En esa plaza, después de alrededor de cuatro meses de rejas cerradas, el fin fue el comienzo de la normalidad. Otra vez aparecieron las gentes y los perros. La calesita también hubo de comenzar sus vueltas aunque, esporádicamente esas rejas no la hayan tenido presa.

Era verdad, el lugar hubo de ser refaccionado y los pajaritos bombardeaban lugares recién pintados, las arenas viajaban playas inexistentes mientras toboganes y hamacas rociaban el espectro de risas y gritones pibes felices.
En ese perímetro de la plaza Irlanda la libertad del espacio contagiaba ambigüedades del gentío y lo que debería suceder no sucedía del todo; existía pues, algún pelotazo ligado a la marchanta hacia algún desprevenido tomador de sol sobre esa recién plantada gramilla, o algún pibito aprendiz de ciclista aprisionador de pies o piernas al azar, o también algún perro desaforado casi como revanchista del encierro departamental de una semana adentro de paredes poco confiables de esparcimiento; todos juntos y los derechos de unos y otros, confundidos y mezclados al por mayor y para todos los gustos.

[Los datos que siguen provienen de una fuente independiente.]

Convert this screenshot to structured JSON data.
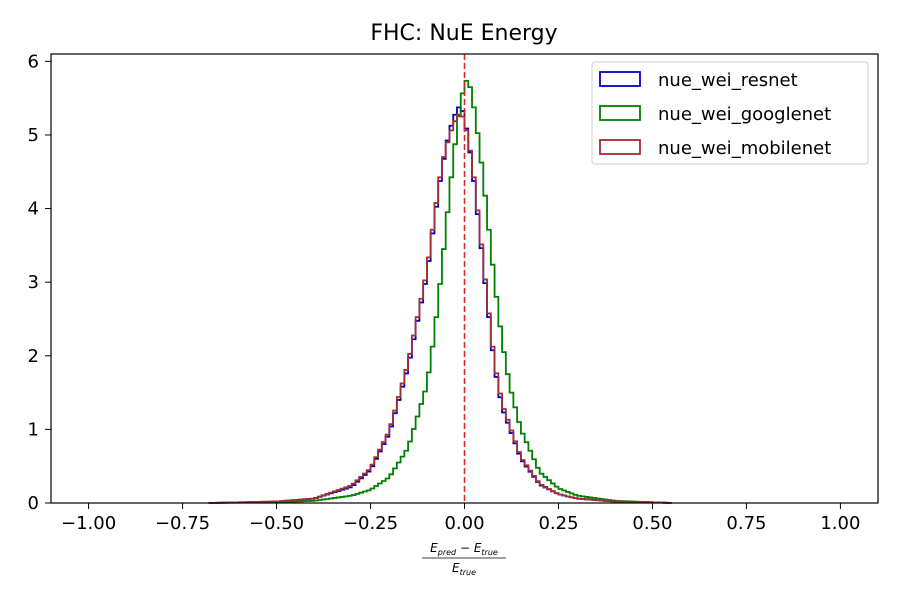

Yo tenía un perro de color negro y barbilla desorbitada que era de una raza mezclada de nada con cualquier sexo perruno desaforado al azar y calentura a primera vista; pero bueno, muy bueno y jamás en sus tres años de existencia hubo de morder a alguien y menos que menos mostrar sus blancos colmillos a alguien que osase castigarlo de alguna manera ya sea ésta sutil o evidentemente violenta en su accionar. No, jamás alguien lo hubo de agredir ni tampoco él –“Aparato” lo llamábamos- se la hubo de agarrar imprevistamente con alguien.

Aparato era verdaderamente un aparato pues al habernos mudado de la casa que habitábamos en el Gran Buenos Aires que era un chalet con jardín y espacios para atorrantear por los alrededores, al trasladarnos a la capital, de la noche a la mañana se vio encerrado entre adoquines y cementos sin yuyos que mear ni vientos que ahuyentasen esos raros gases silenciosos que osaba largar con su cara de distraído. Todo un personaje ese querido cachorro que no estaba para nada acostumbrado al quilombo de la ciudad y que, dejarlo solo por las calles era por demás cavarle una tumba antes de tiempo. Así fue que, de vez en cuando algunos de nosotros –éramos tres hermanos- nos copábamos y lo llevábamos a algún parque o plaza con una correa que luego, se la sacábamos no bien pisáramos la libertad de ese espacio verde.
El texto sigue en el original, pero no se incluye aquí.